We had a supervision session this morning and the usual frustration was evident as Karaj tried to talk to Kuldip. Kuldip said that having felt nervous on his way here this morning, he now felt relaxed. He went on to say that Karaj’s comments freak him out, but I told him he did not seem freaked out and that if he really wanted to sort himself out then he would be freaked out. His relaxed attitude is an indication of his arrogance.
Then the revelation came. As Kuldip was talking about the feelings he’d had on the way to the house this morning he said that one thought he’d had was, ‘What right do I have to sort myself out?’. This was it. Karaj repeated these words back to Kuldip over and over again telling him that until this attitude changes he is going nowhere and no-one can help him.
Karaj and I talked to Kuldip about Dev feeling his fear of coming to the house but coming nonetheless because he wants to sort himself out. Karaj talked of how close I had come to the brink on the day I went to my doctor’s in Rugby. I had phoned Karaj and as soon as I realised what I was doing I headed straight back to home, because I want to sort myself out. Everyone in the group wants to sort themselves out and none of us ever question our right to do so.
After lunch I engaged Kuldip in the events of the morning. To my amazement I found that he could not remember the significant words he had uttered which had been so illuminating for Karaj. He made two inaccurate attempts before I asked him whether he had written them down. He produced his notes telling me that he had translated it as ‘Who do I think I am coming here?’. I was speechless. Not only could he not recall his own earth-shattering comments, but he had translated it and, in doing so, had trivialised it so that it could eventually fade from his memory altogether. Amazing.
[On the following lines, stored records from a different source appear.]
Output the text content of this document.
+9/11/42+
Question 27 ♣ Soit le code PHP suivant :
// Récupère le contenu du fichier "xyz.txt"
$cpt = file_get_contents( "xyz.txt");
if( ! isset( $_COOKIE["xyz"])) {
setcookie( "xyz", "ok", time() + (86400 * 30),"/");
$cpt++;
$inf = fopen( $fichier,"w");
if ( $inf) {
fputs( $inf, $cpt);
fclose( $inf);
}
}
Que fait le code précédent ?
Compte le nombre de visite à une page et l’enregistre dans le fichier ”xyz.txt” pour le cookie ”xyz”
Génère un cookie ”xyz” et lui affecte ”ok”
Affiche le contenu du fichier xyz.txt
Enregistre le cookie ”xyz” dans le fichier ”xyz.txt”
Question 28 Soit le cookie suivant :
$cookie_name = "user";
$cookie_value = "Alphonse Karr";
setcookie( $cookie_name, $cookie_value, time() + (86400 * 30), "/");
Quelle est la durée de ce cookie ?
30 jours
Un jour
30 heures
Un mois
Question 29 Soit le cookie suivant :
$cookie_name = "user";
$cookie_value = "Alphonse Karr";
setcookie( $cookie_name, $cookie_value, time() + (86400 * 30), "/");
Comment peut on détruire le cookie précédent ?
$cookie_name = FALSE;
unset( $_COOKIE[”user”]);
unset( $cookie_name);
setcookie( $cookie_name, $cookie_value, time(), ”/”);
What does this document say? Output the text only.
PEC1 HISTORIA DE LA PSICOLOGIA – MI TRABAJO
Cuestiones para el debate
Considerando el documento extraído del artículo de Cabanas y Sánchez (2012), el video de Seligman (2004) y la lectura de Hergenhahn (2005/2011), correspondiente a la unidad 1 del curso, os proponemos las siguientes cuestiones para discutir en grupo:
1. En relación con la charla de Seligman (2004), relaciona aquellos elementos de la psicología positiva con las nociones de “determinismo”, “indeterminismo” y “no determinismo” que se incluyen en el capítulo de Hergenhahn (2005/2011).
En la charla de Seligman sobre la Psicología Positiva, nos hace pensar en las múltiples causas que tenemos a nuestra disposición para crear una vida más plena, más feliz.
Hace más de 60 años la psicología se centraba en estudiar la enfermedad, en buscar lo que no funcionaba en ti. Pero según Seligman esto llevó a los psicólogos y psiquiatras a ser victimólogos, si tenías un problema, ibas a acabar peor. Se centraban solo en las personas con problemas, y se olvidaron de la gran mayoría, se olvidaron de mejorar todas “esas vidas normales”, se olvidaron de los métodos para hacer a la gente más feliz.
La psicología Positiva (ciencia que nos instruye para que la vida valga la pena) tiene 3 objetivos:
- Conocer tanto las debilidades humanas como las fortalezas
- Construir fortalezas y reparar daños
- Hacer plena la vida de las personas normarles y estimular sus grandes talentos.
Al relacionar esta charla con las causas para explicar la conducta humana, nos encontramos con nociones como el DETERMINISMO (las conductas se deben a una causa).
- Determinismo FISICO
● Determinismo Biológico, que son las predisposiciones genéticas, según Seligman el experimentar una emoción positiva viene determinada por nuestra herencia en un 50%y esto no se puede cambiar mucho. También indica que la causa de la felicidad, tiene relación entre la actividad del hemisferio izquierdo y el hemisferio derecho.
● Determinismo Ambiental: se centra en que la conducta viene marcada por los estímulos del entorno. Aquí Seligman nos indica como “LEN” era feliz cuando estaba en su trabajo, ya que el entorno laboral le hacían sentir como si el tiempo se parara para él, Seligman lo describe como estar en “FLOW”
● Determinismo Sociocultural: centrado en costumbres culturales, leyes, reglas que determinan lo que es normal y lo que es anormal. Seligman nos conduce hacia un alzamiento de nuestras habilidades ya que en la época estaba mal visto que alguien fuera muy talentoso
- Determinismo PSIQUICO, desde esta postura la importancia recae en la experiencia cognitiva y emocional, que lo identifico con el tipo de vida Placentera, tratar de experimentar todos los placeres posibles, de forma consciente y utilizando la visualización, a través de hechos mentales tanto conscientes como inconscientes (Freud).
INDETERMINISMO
After Karaj and Kuldip had finished putting up the wire fence at the very end of the garden ready for some more earth deposits, the three of us sat together for a supervision session. Kuldip started his feedback with the significant events of this morning but was still unable to recall his exact words. Karaj reacted in precisely the same way as I had done this afternoon. He could not believe that Kuldip couldn’t remember what he had said. Neither had he been able to write it down accurately. If I hadn’t been witness to it all from start to finish, I would not believe it. But it did happen. For the next forty minutes Kuldip was once again the focus of our attention.
We had intended to finish the angle-iron drawers we started yesterday but after another session with Kuldip during which we went round in the usual circles of frustration and disbelief, not getting anywhere, I felt like calling it a day. Karaj was later to tell me that this is precisely the time I should press on with my commitments. Anything else would be Child Ego State.
What happened was that Karaj and I went off together to do some preparation during which time we could regroup, refocus and then get on with the job in hand – that is good parenting. Don’t sit with the emotions and let them rule me. Had I gone home after the supervision in the garden I would have taken all the mayhem home with me. Instead, we worked very hard and ended the day on a satisfactory note with the completion of some very good work.